Biar semakin produktif mencari cuan, aku juga harus tetap kreatif menghasilkan pendapatan. Paket yang kubeli hanya Rp 117.000 dengan kuota 117 GB untuk sebulan. Harga paket itu jauh lebih murah dari pengeluaran biasa yang mencapai Rp 200 ribu dengan kuota hanya 50GB-an.
Dengan kuota itu, aku gunakan untuk trading saham di pasar modal, ngeblog, ikut webinar, hingga ikut kursus daring.

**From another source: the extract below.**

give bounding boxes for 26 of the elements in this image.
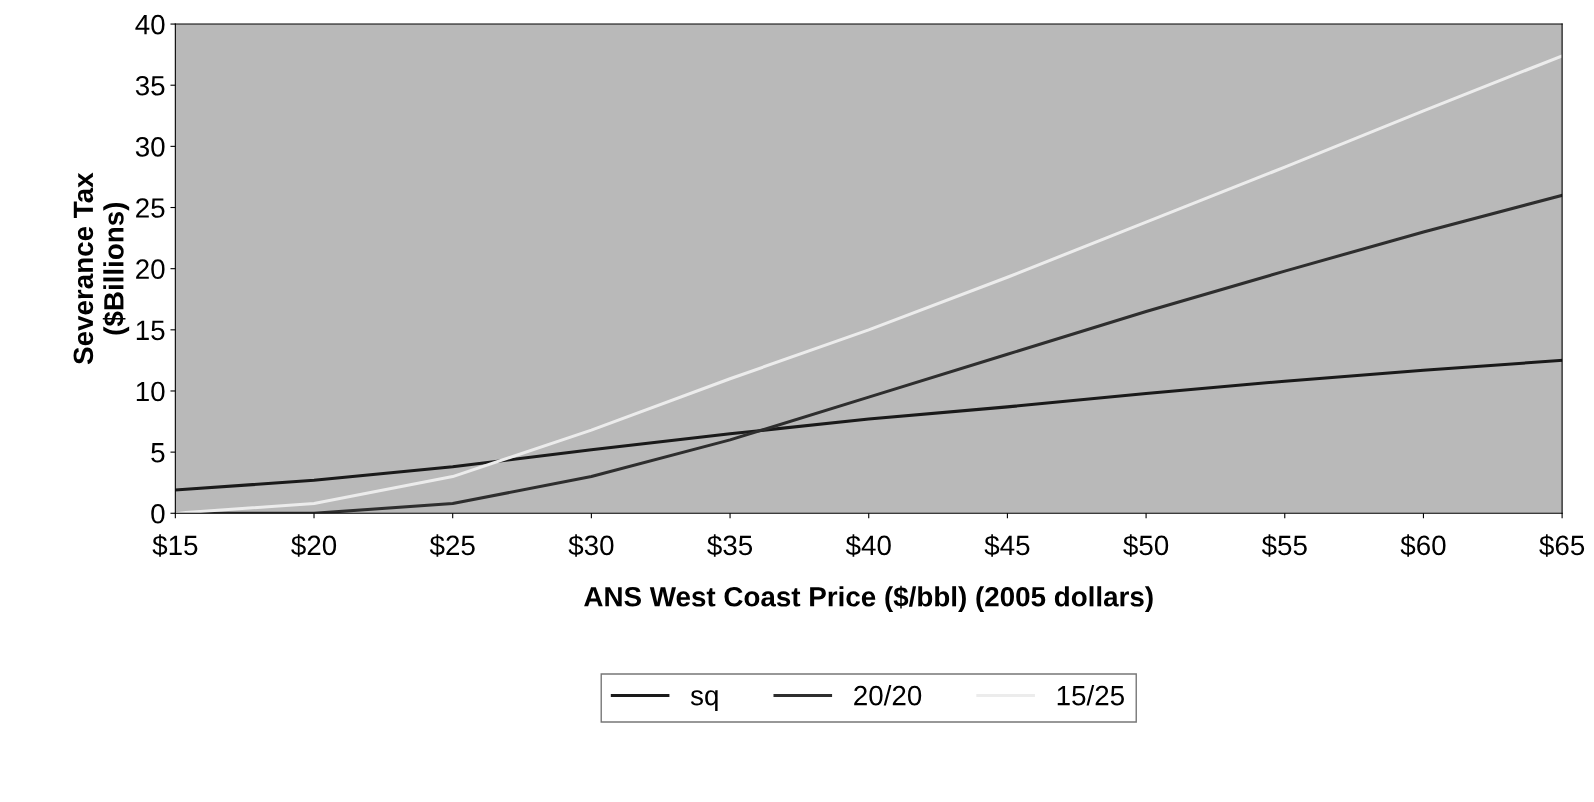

Sebagai hiburan, aku langganan paket streaming film. Paket ini mengobati kerinduanku untuk nonton film di bioskop atau mencari Wi-Fi dengan nongkrong di kafe kekinian.
Saking asyiknya, tak terasa aku sudah habis 55GB hanya dalam 25 hari. Kuota masih tersisa banyak. Jadi aku tidak merasa stres selama pandemi dan menjadi pengangguran. Toh masih banyak cuan lain yang bisa aku hasilkan.
Urusan nomor cantik, ternyata kita bisa membeli nomor cantik Tri sesuka kita di website Tri. Cukup dengan 4 langkah mudah, kita akan dapat nomor cantik dan dikirimkan langsung ke rumah kita. Praktis.
Kenapa sekarang aku baru tahu? Menyesal tidak mengenal Tri sejak dulu.